Customer Segmentation using PCA & K-Means Clustering

About The Project

This project implements an end-to-end machine learning pipeline to segment bank customers based on their Demographics and Financial behavior. Unlike traditional clustering approaches, this project utilizes Principal Component Analysis (PCA) to handle high-dimensional data and multicollinearity, ensuring more distinct and interpretable customer segments.

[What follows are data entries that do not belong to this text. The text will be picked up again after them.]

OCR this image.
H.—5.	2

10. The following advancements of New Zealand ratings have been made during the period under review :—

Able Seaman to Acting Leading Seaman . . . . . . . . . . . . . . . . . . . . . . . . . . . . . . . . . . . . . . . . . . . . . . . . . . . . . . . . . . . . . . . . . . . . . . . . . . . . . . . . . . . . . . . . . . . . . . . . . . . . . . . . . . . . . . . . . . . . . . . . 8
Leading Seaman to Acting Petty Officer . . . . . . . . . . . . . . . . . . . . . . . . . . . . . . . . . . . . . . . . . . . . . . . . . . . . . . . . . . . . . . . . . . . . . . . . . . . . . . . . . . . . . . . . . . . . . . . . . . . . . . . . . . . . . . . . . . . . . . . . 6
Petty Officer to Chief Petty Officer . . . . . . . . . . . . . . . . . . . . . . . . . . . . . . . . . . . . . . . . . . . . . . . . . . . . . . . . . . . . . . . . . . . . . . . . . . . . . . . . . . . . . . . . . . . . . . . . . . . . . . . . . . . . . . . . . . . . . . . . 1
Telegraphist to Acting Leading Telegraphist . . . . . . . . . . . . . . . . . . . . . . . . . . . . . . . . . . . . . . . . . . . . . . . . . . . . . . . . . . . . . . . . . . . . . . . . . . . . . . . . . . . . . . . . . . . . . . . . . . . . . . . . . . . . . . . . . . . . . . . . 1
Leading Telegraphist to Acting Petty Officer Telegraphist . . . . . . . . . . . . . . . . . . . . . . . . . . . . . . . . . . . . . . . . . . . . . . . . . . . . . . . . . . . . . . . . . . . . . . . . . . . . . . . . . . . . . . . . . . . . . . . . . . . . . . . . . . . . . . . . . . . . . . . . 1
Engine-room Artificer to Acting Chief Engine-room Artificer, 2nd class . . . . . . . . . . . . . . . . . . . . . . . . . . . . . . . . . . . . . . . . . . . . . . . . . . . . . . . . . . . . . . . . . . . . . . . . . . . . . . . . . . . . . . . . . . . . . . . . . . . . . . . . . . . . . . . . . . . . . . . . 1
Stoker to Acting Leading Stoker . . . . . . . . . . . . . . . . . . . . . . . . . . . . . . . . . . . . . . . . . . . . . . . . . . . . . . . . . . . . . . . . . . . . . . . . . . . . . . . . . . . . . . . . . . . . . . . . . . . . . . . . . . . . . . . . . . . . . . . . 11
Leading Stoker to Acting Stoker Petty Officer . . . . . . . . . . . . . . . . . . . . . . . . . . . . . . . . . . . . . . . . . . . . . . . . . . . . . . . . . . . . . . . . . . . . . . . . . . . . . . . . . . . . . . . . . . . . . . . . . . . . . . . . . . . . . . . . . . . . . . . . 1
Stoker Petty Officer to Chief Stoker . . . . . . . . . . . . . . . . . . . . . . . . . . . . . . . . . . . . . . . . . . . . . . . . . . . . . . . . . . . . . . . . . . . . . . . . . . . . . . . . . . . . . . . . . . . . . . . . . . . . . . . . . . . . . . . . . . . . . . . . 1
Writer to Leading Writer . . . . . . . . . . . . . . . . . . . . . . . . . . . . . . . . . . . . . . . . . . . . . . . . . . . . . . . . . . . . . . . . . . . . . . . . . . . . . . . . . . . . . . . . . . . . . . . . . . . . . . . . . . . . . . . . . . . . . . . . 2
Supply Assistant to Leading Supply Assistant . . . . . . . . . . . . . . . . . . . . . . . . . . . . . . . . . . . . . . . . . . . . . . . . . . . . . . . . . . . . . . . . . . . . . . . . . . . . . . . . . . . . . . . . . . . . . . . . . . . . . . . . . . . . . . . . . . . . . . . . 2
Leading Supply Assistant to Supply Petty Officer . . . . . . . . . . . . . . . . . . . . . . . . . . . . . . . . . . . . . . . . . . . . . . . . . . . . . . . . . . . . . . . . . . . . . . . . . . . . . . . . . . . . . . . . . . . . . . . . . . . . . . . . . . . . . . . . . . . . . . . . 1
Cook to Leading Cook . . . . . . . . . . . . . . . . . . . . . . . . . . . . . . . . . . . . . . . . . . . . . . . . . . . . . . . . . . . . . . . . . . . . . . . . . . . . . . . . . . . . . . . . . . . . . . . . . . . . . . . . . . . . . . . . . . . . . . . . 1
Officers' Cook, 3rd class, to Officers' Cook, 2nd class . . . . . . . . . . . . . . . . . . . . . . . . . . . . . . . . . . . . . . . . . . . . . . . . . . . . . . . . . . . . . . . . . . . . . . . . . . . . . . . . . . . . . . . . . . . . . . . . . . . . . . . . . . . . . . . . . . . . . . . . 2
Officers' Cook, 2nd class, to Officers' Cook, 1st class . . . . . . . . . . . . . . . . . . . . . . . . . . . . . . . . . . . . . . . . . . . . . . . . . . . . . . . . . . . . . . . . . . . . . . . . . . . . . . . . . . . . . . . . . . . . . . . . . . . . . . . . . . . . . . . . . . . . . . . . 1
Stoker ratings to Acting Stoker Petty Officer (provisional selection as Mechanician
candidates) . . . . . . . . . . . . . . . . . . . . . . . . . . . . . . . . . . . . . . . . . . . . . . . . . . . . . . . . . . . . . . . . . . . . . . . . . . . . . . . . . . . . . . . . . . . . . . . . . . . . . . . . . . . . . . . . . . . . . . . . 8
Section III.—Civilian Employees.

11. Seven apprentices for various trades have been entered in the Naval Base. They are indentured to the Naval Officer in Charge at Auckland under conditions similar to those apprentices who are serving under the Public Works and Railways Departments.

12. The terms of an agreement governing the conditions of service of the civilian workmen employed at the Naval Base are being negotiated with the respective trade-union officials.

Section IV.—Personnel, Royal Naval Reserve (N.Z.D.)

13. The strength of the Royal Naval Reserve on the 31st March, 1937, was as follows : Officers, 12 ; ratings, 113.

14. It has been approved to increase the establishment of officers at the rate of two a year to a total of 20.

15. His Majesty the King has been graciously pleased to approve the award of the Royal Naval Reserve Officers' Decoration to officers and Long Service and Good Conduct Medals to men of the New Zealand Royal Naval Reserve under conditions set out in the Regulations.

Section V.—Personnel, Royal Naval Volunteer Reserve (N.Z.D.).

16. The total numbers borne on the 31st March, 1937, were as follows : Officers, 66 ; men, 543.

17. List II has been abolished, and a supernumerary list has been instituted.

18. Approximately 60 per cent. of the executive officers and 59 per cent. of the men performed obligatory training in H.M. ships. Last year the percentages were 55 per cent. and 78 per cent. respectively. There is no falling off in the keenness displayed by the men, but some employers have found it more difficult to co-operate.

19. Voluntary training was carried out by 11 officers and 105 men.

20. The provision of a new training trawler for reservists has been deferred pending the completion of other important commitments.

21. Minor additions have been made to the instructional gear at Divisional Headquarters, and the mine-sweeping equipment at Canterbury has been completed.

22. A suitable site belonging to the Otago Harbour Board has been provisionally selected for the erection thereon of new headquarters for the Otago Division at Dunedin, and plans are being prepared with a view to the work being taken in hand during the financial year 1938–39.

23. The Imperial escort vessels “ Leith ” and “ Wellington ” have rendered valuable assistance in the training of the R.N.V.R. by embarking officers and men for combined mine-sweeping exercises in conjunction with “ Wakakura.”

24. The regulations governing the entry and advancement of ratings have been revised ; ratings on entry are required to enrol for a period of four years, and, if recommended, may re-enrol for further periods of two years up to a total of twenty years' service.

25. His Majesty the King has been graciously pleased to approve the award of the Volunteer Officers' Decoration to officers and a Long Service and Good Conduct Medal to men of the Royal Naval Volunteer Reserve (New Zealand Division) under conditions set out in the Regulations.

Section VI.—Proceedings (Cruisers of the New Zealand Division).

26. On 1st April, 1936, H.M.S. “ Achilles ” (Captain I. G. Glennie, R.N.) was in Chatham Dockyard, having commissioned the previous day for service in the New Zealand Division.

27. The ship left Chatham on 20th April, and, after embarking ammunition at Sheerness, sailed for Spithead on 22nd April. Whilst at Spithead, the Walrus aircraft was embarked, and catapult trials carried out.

The goal is to transform raw customer data into actionable business insights, allowing the marketing team to target specific personas (e.g., "High-Net-Worth Seniors" vs. "Young Spenders") effectively.

Key Features

Unified Analysis: Integrates demographic and financial data for a 360-degree customer view.
Dimensionality Reduction: Uses PCA to distill noise and complex features into key components.
Robust Preprocessing: Includes outlier handling (Z-Score) and specific encoding strategies for ordinal vs. nominal data.
Actionable Profiling: Translates mathematical clusters into clear business personas.

Built With

Python (Core Logic)
Pandas & NumPy (Data Manipulation)
Scikit-learn (PCA, K-Means, Preprocessing)
Seaborn & Matplotlib (Data Visualization)
Jupyter Notebook

Dataset

The model is trained on clustering_data.csv, containing customer attributes such as:

Demographics: Age, Education, Marital Status, Area.
Financials: Annual Income, Relationship Balance, Product Ownership (Savings, Deposits, Loans).

Methodology

The project follows a structured Data Science workflow:

Data Preprocessing:
- Cleaning: Handling missing values and duplicates.
- Outlier Removal: Using Z-Score to remove extreme values that distort clustering.
- Encoding: Applying Label Encoding for ordinal data (e.g., Education Level) and One-Hot Encoding for nominal data (e.g., Area).
- Scaling: Standardizing data using StandardScaler.
Dimensionality Reduction (PCA):
- Reducing the dataset dimensions (from ~23 features to 3 principal components).
- This step addresses the "Curse of Dimensionality" and improves the clustering algorithm's efficiency.
Model Training:
- Applying K-Means Clustering on the PCA-transformed data.
- Determining the optimal number of clusters ($k=3$).
Evaluation & Profiling:
- Validating cluster quality using Silhouette Score (~0.39).
- Analyzing the centroids to define customer personas (e.g., by Income, Age, and Balance).

Results

The model successfully identified 3 distinct customer segments. By using PCA, the model achieved a Silhouette Score of ~0.39, indicating well-separated clusters suitable for real-world business application.

How to Run

Clone this repository.

Install the required libraries:

pip install pandas numpy scikit-learn matplotlib seaborn

Open Clustering_Model.ipynb in Jupyter Notebook.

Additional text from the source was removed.